When they reached an IS-run medical centre, a commander laughed at their plight. ‘You should be thankful,’ he told the heavily bleeding man. ‘Two hours ago we were given new orders – we were told to starting shooting people in the forehead.’
Another family said they escaped two weeks ago by racing through a checkpoint. ‘They started shooting at us with a heavy machine gun,’ said Muaser, 23. ‘We were terrified.’ A relative following them in a second car was killed.
A few hundred yards from the front line I found civil defence volunteers helping those trapped in buildings and clearing out corpses. ‘We have to break the cement to reach families hiding in cellars,’ said one team leader. ‘Most of them are dead.’
There were also two bearded Americans, an Australian in flip-flops and a young Swedish man sitting casually on a battered sofa, and broken wheelchair in the street as French special forces strode past from the front.
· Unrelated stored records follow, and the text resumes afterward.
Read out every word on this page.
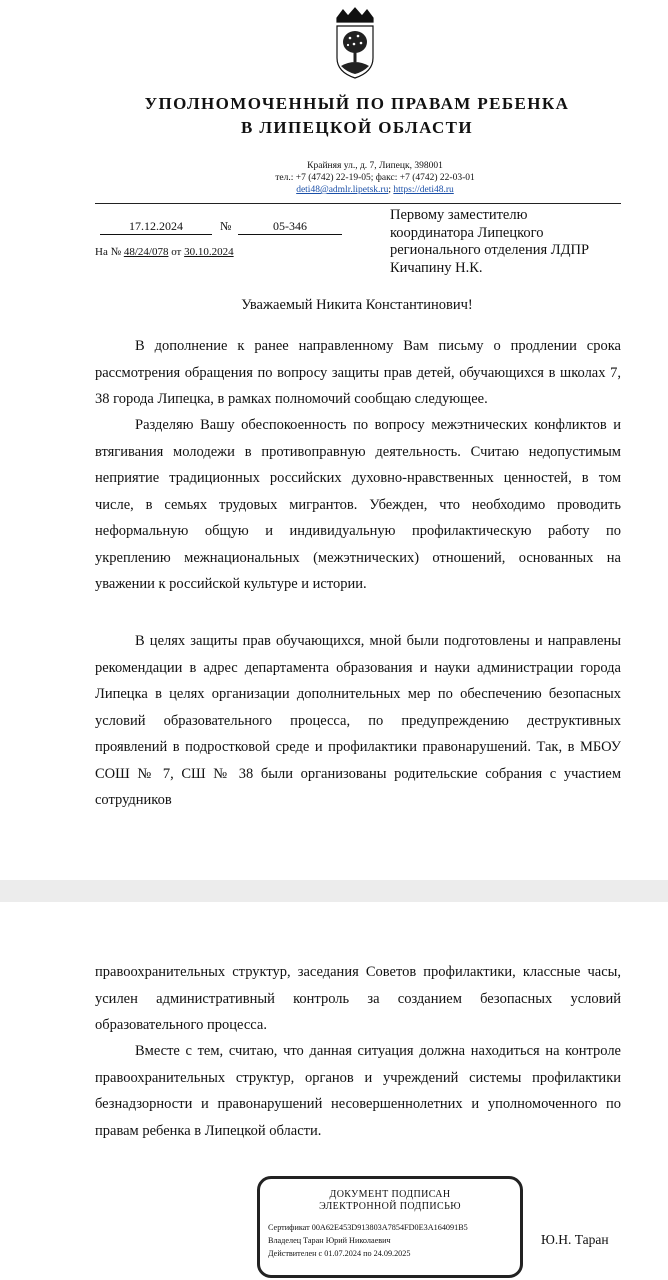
УПОЛНОМОЧЕННЫЙ ПО ПРАВАМ РЕБЕНКА
В ЛИПЕЦКОЙ ОБЛАСТИ
Крайняя ул., д. 7, Липецк, 398001
тел.: +7 (4742) 22-19-05; факс: +7 (4742) 22-03-01
deti48@admlr.lipetsk.ru; https://deti48.ru
17.12.2024	№	05-346
На № 48/24/078 от 30.10.2024
Первому заместителю
координатора Липецкого
регионального отделения ЛДПР
Кичапину Н.К.
Уважаемый Никита Константинович!
В дополнение к ранее направленному Вам письму о продлении срока рассмотрения обращения по вопросу защиты прав детей, обучающихся в школах 7, 38 города Липецка, в рамках полномочий сообщаю следующее.
Разделяю Вашу обеспокоенность по вопросу межэтнических конфликтов и втягивания молодежи в противоправную деятельность. Считаю недопустимым неприятие традиционных российских духовно-нравственных ценностей, в том числе, в семьях трудовых мигрантов. Убежден, что необходимо проводить неформальную общую и индивидуальную профилактическую работу по укреплению межнациональных (межэтнических) отношений, основанных на уважении к российской культуре и истории.
В целях защиты прав обучающихся, мной были подготовлены и направлены рекомендации в адрес департамента образования и науки администрации города Липецка в целях организации дополнительных мер по обеспечению безопасных условий образовательного процесса, по предупреждению деструктивных проявлений в подростковой среде и профилактики правонарушений. Так, в МБОУ СОШ № 7, СШ № 38 были организованы родительские собрания с участием сотрудников
правоохранительных структур, заседания Советов профилактики, классные часы, усилен административный контроль за созданием безопасных условий образовательного процесса.
Вместе с тем, считаю, что данная ситуация должна находиться на контроле правоохранительных структур, органов и учреждений системы профилактики безнадзорности и правонарушений несовершеннолетних и уполномоченного по правам ребенка в Липецкой области.
ДОКУМЕНТ ПОДПИСАН
ЭЛЕКТРОННОЙ ПОДПИСЬЮ
Сертификат 00A62E453D913803A7854FD0E3A164091B5
Владелец Таран Юрий Николаевич
Действителен с 01.07.2024 по 24.09.2025
Ю.Н. Таран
Such is the weirdness of war.
They turned out to be former military medics who had volunteered to help. Behind them was a basic field hospital with three trolleys, intravenous drips and boxes of medical supplies, along with some Iraqi colleagues sitting in the shade.
‘Our job is to keep people alive long enough to get them to hospital,’ said Emil Andersson, who took a month off his building job south of Stockholm. ‘It feels good when you save someone’s life. It feels more important than construction.’
I watched as a weak 73-year-old man, suffering from lack of food and a small bullet wound in his shoulder, was revived. Even as medics worked on him, soldiers asked if he was with IS. Later I saw him on the back of a lorry heading off to a camp.
Yet as this offensive comes to an end, the fight goes on. IS is under attack in its Syrian stronghold of Raqqa – where defence sources say up to 8,000 fighters are holed up – and still controls Tal Afar, 50 miles west of Mosul.
And while the final black flags may soon be ripped down, the bitterness among six million Sunnis in Iraq that gave birth to IS after being fuelled by Saddam’s removal remains fertile terrain for extremists.
Victory in Mosul will end the cult’s pretence of statehood. But for all the inevitable jubilation, this war against jihadi militancy has a long way to go. Rehabilitation of liberated areas could cost $100 billion (£78 billion), while the wounds of conflict will fester for years.
As I left the old city, however, I saw a surprising sight: a snooker hall in a decrepit-looking building, filled with children, young men and loud pop music just one mile from the front line and close to another field hospital.
IS banned such games, declaring that the hitting of coloured balls on a green baize table was un-Islamic. Already more than a dozen have reopened, an unlikely sign of normal life resuming. Food shops and schools are also reopening.
The owner Muhammad Hassan, 26, told me he was lashed by IS for operating the place, while his brother was shot for refusing to leave their home. ‘Everything was forbidden by them,’ he said. ‘But now I feel I am flying with happiness.’